Que distinto es todo cuando te dispones a abandonar la piel vieja, dejando atrás toda una maraña de antiguas costumbres y polvorienta comodidad. Para empezar, hace más frío.
Era aún de noche cuando salí de casa. Las farolas confundían a los pájaros, elevando su piar hipnotizado en el falso amanecer. Una nube de vaho permanecía delante de mis labios secos, su forma variante según el trabajo que me costase respirar. La maleta que arrastraba me dificultaba el camino, pero la cargaba de buen grado.
Mientras que en mi bolso había incluído apenas un par de pantalones, una camisa y escasas prendas íntimas, el pesado macuto que intentaba en vano levantar iba cargado de libros. Las completas de Austen, algo de Luca de Tena en edición de bolsillo, paperbacks de Neil Gaiman comprados por una amiga en Shefield... Una pequeña biblioteca que parecía crecer a cada paso que daba. Quizá era mi mano la que se empequeñecía, contraída por los nervios y el frío.
Llegué al camino embarrado que conducía a la estación de tren. El lodo se había congelado, y la escarcha formada en la superficie crujía bajo mis pies. Resbalé un poco cuando una pisada enérgica rompió la dura costra de fuera, haciendo que me encontrase con algo de barro fresco.

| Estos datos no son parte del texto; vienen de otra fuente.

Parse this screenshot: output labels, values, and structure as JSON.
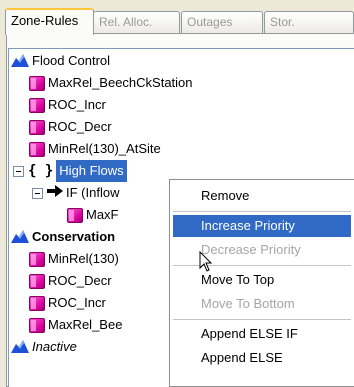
{
  "tabs": [
    "Zone-Rules",
    "Rel. Alloc.",
    "Outages",
    "Stor."
  ],
  "tree": {
    "flood_control": "Flood Control",
    "maxrel_beech": "MaxRel_BeechCkStation",
    "roc_incr_1": "ROC_Incr",
    "roc_decr_1": "ROC_Decr",
    "minrel_atsite": "MinRel(130)_AtSite",
    "braces": "{ }",
    "high_flows": "High Flows",
    "if_inflow": "IF (Inflow",
    "maxf": "MaxF",
    "conservation": "Conservation",
    "minrel_cons": "MinRel(130)",
    "roc_decr_2": "ROC_Decr",
    "roc_incr_2": "ROC_Incr",
    "maxrel_bee": "MaxRel_Bee",
    "inactive": "Inactive"
  },
  "menu": {
    "remove": "Remove",
    "increase_priority": "Increase Priority",
    "decrease_priority": "Decrease Priority",
    "move_to_top": "Move To Top",
    "move_to_bottom": "Move To Bottom",
    "append_else_if": "Append ELSE IF",
    "append_else": "Append ELSE"
  },
  "colors": {
    "selection": "#316ac5",
    "tab_accent": "#ffc83c",
    "rule_icon": "#d6009c",
    "zone_icon": "#1e50d8"
  },
  "icons": [
    "flag-icon",
    "rule-icon",
    "collapse-icon",
    "arrow-right-icon",
    "mouse-cursor-icon"
  ]
}
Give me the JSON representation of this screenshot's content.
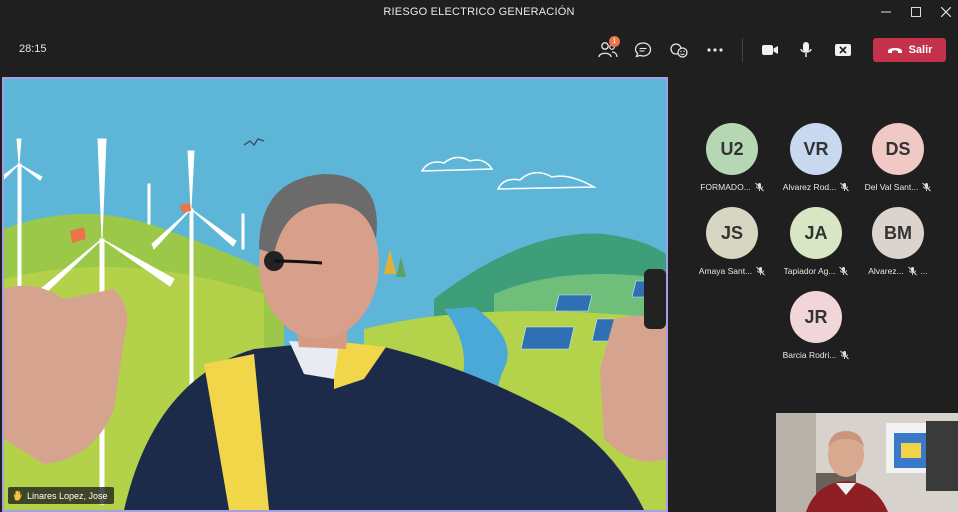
{
  "window": {
    "title": "RIESGO ELECTRICO GENERACIÓN"
  },
  "toolbar": {
    "timer": "28:15",
    "participants_badge": "1",
    "leave_label": "Salir"
  },
  "main_video": {
    "speaker_name": "Linares Lopez, Jose"
  },
  "participants": [
    {
      "initials": "U2",
      "name": "FORMADO...",
      "color": "#b5d7b3"
    },
    {
      "initials": "VR",
      "name": "Alvarez Rod...",
      "color": "#c7d8ef"
    },
    {
      "initials": "DS",
      "name": "Del Val Sant...",
      "color": "#f1c9c4"
    },
    {
      "initials": "JS",
      "name": "Amaya Sant...",
      "color": "#d6d6c2"
    },
    {
      "initials": "JA",
      "name": "Tapiador Ag...",
      "color": "#d8e6c6"
    },
    {
      "initials": "BM",
      "name": "Alvarez...",
      "color": "#dcd3cd",
      "more": "..."
    },
    {
      "initials": "JR",
      "name": "Barcia Rodri...",
      "color": "#f0d6d8"
    }
  ]
}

Mantenía la mirada baja, sin atreverme aún a mirar hacia delante. Miles de pies habían caminado sobre ese tramo, dejando sus huellas impresas en el suelo, fósiles acusadores del pasado inmediato.
Miré hacia atrás y comprobé con satisfacción que mi huella también había quedado marcada en el trozo blando de tierra sobre el cual había resbalado. Un cambio en la textura de ese mismo camino me hizo volver la cabeza, y cuando me quise dar cuenta, estaba dentro de la estación, y la calefacción masiva me calentaba a toda prisa la cara y las empequeñecidas manos.